A recent report from PwC found that while family office stakes have declined, they haven’t worsened in large rounds.
According to PwC, family office deals fell by 23% in the first half of 2025, but their value only fell by 18% on an annual basis. The share of family office transactions over $100 million remained unchanged at 15%, while deals over $500 million decreased by just 1 percentage point to 3%.
Super-large rounds in AI companies helped support deal values. In the first half of this year, family offices made about the same number of investments in AI and machine learning as they did during the same period in 2023, but transaction value nearly tripled to $123.3 billion, according to PwC.

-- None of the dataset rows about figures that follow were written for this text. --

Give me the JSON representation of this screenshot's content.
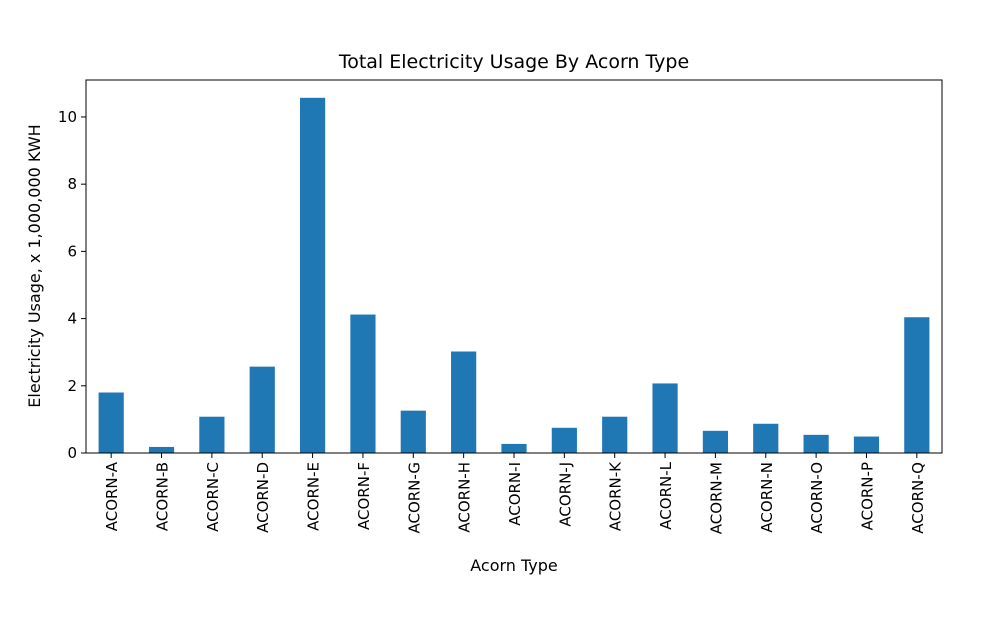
{
  "chart_data": {
    "type": "bar",
    "title": "Total Electricity Usage By Acorn Type",
    "xlabel": "Acorn Type",
    "ylabel": "Electricity Usage, x 1,000,000 KWH",
    "categories": [
      "ACORN-A",
      "ACORN-B",
      "ACORN-C",
      "ACORN-D",
      "ACORN-E",
      "ACORN-F",
      "ACORN-G",
      "ACORN-H",
      "ACORN-I",
      "ACORN-J",
      "ACORN-K",
      "ACORN-L",
      "ACORN-M",
      "ACORN-N",
      "ACORN-O",
      "ACORN-P",
      "ACORN-Q"
    ],
    "values": [
      1.8,
      0.18,
      1.08,
      2.57,
      10.57,
      4.12,
      1.26,
      3.02,
      0.27,
      0.75,
      1.08,
      2.07,
      0.66,
      0.87,
      0.54,
      0.49,
      4.04
    ],
    "yticks": [
      0,
      2,
      4,
      6,
      8,
      10
    ],
    "ylim": [
      0,
      11.1
    ],
    "bar_color": "#1f77b4",
    "grid": false,
    "legend": "none"
  }
}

But even before the AI wave arrived, family offices tended to prioritize larger deals, according to the consulting firm. Over the past decade, the share of investments under $25 million has shrunk from 70% to 59%. Deals between $25 million and $100 million now account for 26%, an increase of 6 percentage points from 2015, and the share of deals over $100 million increased from 9% to 15%.
The consultancy’s report attributed this trend to family offices seeking greater profits and “increasing their ambitions as major players in the world of global trading.”